本事業の支援は、以下のように「段階的かつ実践的」に提供されます。
コンサルティング(最大5回)
コンサルタントが企業ごとに担当し、以下のサポートを実施します。
- 価格転嫁と賃上げに関する課題のヒアリング
- 原価や人件費の現状把握
- 導入するデジタルツールに必要な機能の要件定義
- ツール導入後の活用支援(数値の解析・評価・改善)
デジタルツールのトライアル導入
以下のようなスタートアップ企業のツールを、最大100万円(税込)分まで無償でトライアル利用できます。
分類 | ツール名 | 主な機能 |
---|---|---|
原価管理 | DrumRole | 材料・工数・外注費の可視化と原価計算 |
原価管理 | SmartF | 工程別の原価把握と生産実績の可視化 |
人件費管理 | jinjer | 勤怠・給与データの統合と分析 |
人件費管理 | One人事 | 評価制度と人件費の可視化 |
業務効率化 | カミナシ | 現場帳票のデジタル化と業務改善 |
※導入可能なツールは指定された一覧に限られています
導入後は、支援期間内(令和8年2月28日まで)は無償で利用可能ですが、上限額超過分や支援期間終了後の利用は、企業側の費用負担となります。
応募の流れと必要書類
申請は、公式ウェブサイトからオンラインで行います:
▶︎公式サイト:https://kakaku-chinage-tokyo.jp
申請には以下の書類が必要です:
- 履歴事項全部証明書(発行から6ヶ月以内)
- 個人事業主の場合は開業届の写し
申請後、1週間程度で審査が行われ、メールで結果が通知されます。選定後、順次コンサルティングが開始されます。
留意事項:活用する上での注意点
無償=完全無料ではない?
本事業は多くの支援が無償ですが、以下のようなケースでは費用が発生することがあります。
- デジタルツール利用額が100万円(税込)を超えた場合の超過分
- 支援期間後もツールを継続利用したい場合
- 最低利用期間を満たさずに途中解約した場合の違約金相当額
単なるツール導入目的ではNG
この事業は「経営改善と価格転嫁」を支援することが目的です。ツール導入そのものが目的とみなされると、支援対象から外れる可能性があります。
支援の実施場所は首都圏に限定
コンサルティングやツールの導入支援の実施場所は「東京都・神奈川県・埼玉県・千葉県・群馬県・栃木県・茨城県・山梨県」に限定されています。なお、上記の通り、本事業に応募できるのは東京都内に登記簿上の本店または支店がある中小企業者となります。
専門家の視点からの考察:本事業をどう活かすか?
この事業の最大の特徴は、「ツールの無償提供+コンサル付き」という点です。

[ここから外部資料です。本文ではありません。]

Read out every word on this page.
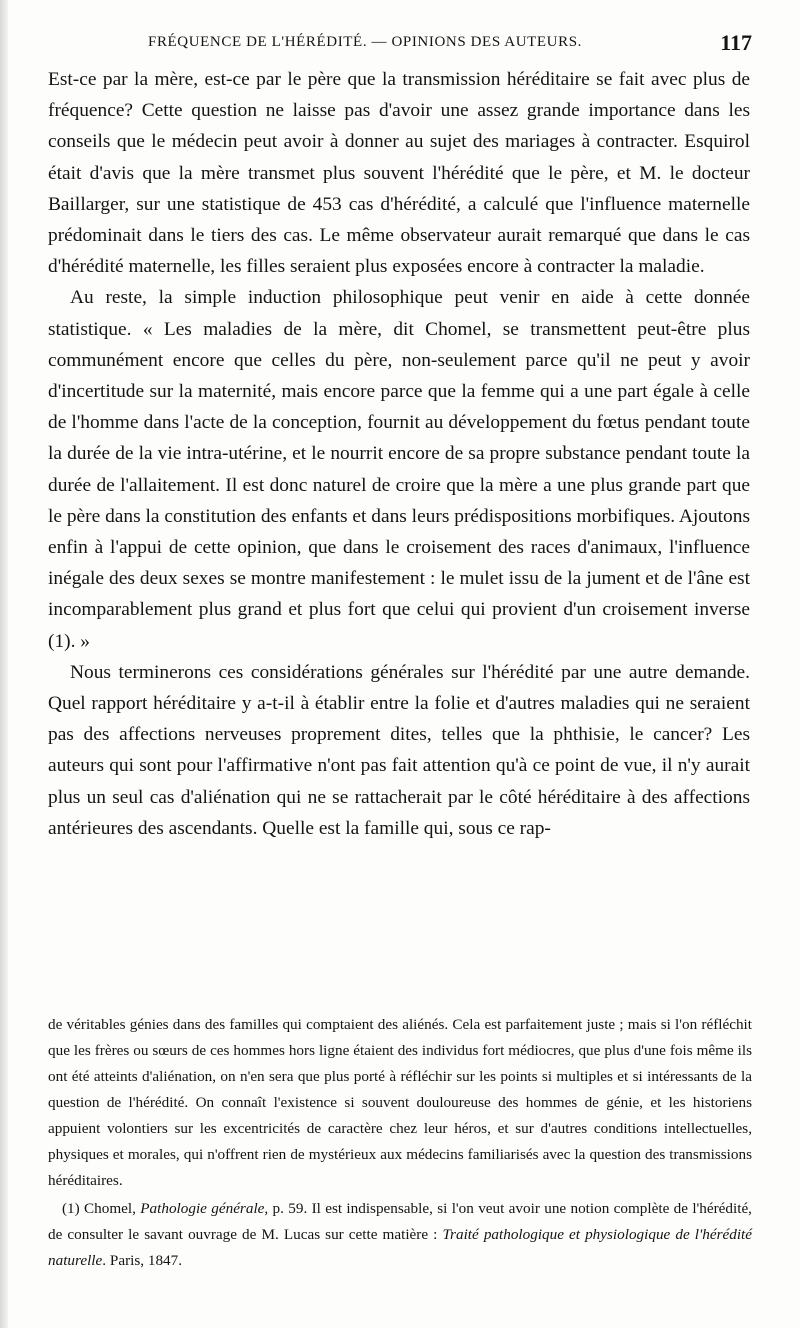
FRÉQUENCE DE L'HÉRÉDITÉ. — OPINIONS DES AUTEURS.	117

Est-ce par la mère, est-ce par le père que la transmission héréditaire se fait avec plus de fréquence? Cette question ne laisse pas d'avoir une assez grande importance dans les conseils que le médecin peut avoir à donner au sujet des mariages à contracter. Esquirol était d'avis que la mère transmet plus souvent l'hérédité que le père, et M. le docteur Baillarger, sur une statistique de 453 cas d'hérédité, a calculé que l'influence maternelle prédominait dans le tiers des cas. Le même observateur aurait remarqué que dans le cas d'hérédité maternelle, les filles seraient plus exposées encore à contracter la maladie.

Au reste, la simple induction philosophique peut venir en aide à cette donnée statistique. « Les maladies de la mère, dit Chomel, se transmettent peut-être plus communément encore que celles du père, non-seulement parce qu'il ne peut y avoir d'incertitude sur la maternité, mais encore parce que la femme qui a une part égale à celle de l'homme dans l'acte de la conception, fournit au développement du fœtus pendant toute la durée de la vie intra-utérine, et le nourrit encore de sa propre substance pendant toute la durée de l'allaitement. Il est donc naturel de croire que la mère a une plus grande part que le père dans la constitution des enfants et dans leurs prédispositions morbifiques. Ajoutons enfin à l'appui de cette opinion, que dans le croisement des races d'animaux, l'influence inégale des deux sexes se montre manifestement : le mulet issu de la jument et de l'âne est incomparablement plus grand et plus fort que celui qui provient d'un croisement inverse (1). »

Nous terminerons ces considérations générales sur l'hérédité par une autre demande. Quel rapport héréditaire y a-t-il à établir entre la folie et d'autres maladies qui ne seraient pas des affections nerveuses proprement dites, telles que la phthisie, le cancer? Les auteurs qui sont pour l'affirmative n'ont pas fait attention qu'à ce point de vue, il n'y aurait plus un seul cas d'aliénation qui ne se rattacherait par le côté héréditaire à des affections antérieures des ascendants. Quelle est la famille qui, sous ce rap-

de véritables génies dans des familles qui comptaient des aliénés. Cela est parfaitement juste ; mais si l'on réfléchit que les frères ou sœurs de ces hommes hors ligne étaient des individus fort médiocres, que plus d'une fois même ils ont été atteints d'aliénation, on n'en sera que plus porté à réfléchir sur les points si multiples et si intéressants de la question de l'hérédité. On connaît l'existence si souvent douloureuse des hommes de génie, et les historiens appuient volontiers sur les excentricités de caractère chez leur héros, et sur d'autres conditions intellectuelles, physiques et morales, qui n'offrent rien de mystérieux aux médecins familiarisés avec la question des transmissions héréditaires.

(1) Chomel, Pathologie générale, p. 59. Il est indispensable, si l'on veut avoir une notion complète de l'hérédité, de consulter le savant ouvrage de M. Lucas sur cette matière : Traité pathologique et physiologique de l'hérédité naturelle. Paris, 1847.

単なる助成金とは異なり、ツールを使いこなす支援体制が整っているため、コスト管理の精度が一段階上がる可能性があります。
特に中小企業にとって、価格交渉に説得力を持たせる「原価の見える化」は武器になります。さらに、適切な人件費管理によって「根拠ある賃上げ」も可能となり、優秀な人材の確保にもつながります。

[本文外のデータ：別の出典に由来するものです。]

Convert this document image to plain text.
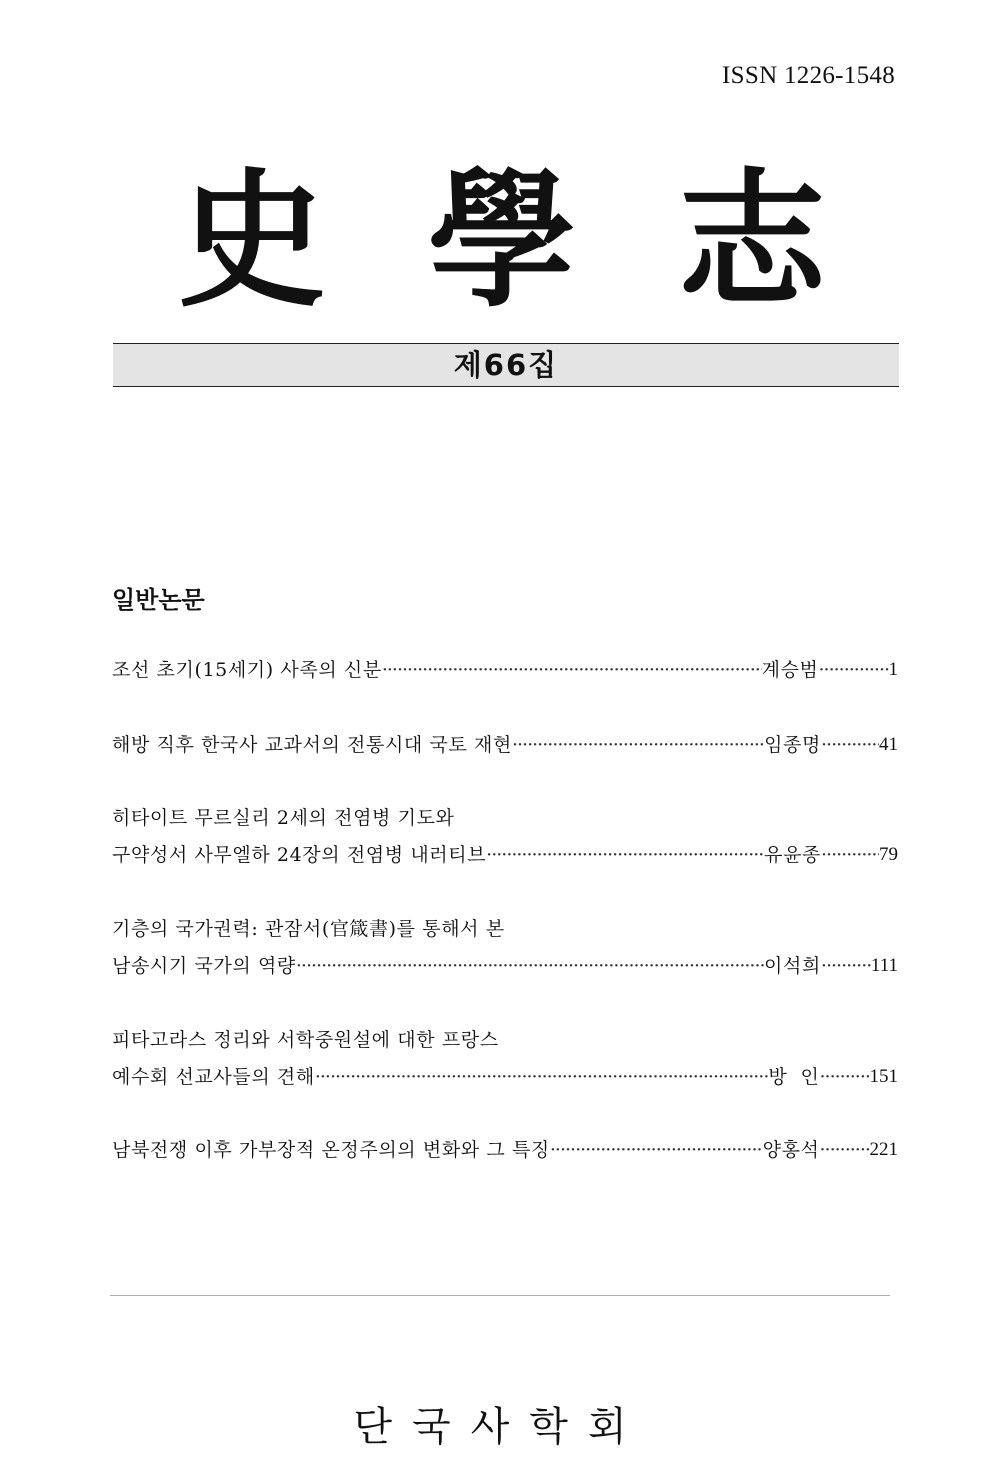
ISSN 1226-1548
史 學 志
제66집
일반논문
조선 초기(15세기) 사족의 신분 ·····	계승범 ·····	1
해방 직후 한국사 교과서의 전통시대 국토 재현 ·····	임종명 ·····	41
히타이트 무르실리 2세의 전염병 기도와
구약성서 사무엘하 24장의 전염병 내러티브 ·····	유윤종 ·····	79
기층의 국가권력: 관잠서(官箴書)를 통해서 본
남송시기 국가의 역량 ·····	이석희 ·····	111
피타고라스 정리와 서학중원설에 대한 프랑스
예수회 선교사들의 견해 ·····	방  인 ·····	151
남북전쟁 이후 가부장적 온정주의의 변화와 그 특징 ·····	양홍석 ·····	221
단국사학회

一方で、ツールの選定・活用には「自社に合ったものを選ぶ目」が必要です。単なるIT導入ではなく、「経営戦略として使いこなす姿勢」が重要となります。
まとめ:今すぐ申請を検討すべき理由
東京都が本気で中小企業の価格交渉力と賃上げ力を支援する今回の事業は、「費用対効果が非常に高い支援策」です。
- 無償で最大100万円分のツール導入
- 専門家による5回のコンサルティング支援
- 都内中小企業なら申請可能(条件あり)
定員はわずか100社限定。関心がある場合は、まずは公式サイトをチェックし、早めに応募を検討してください。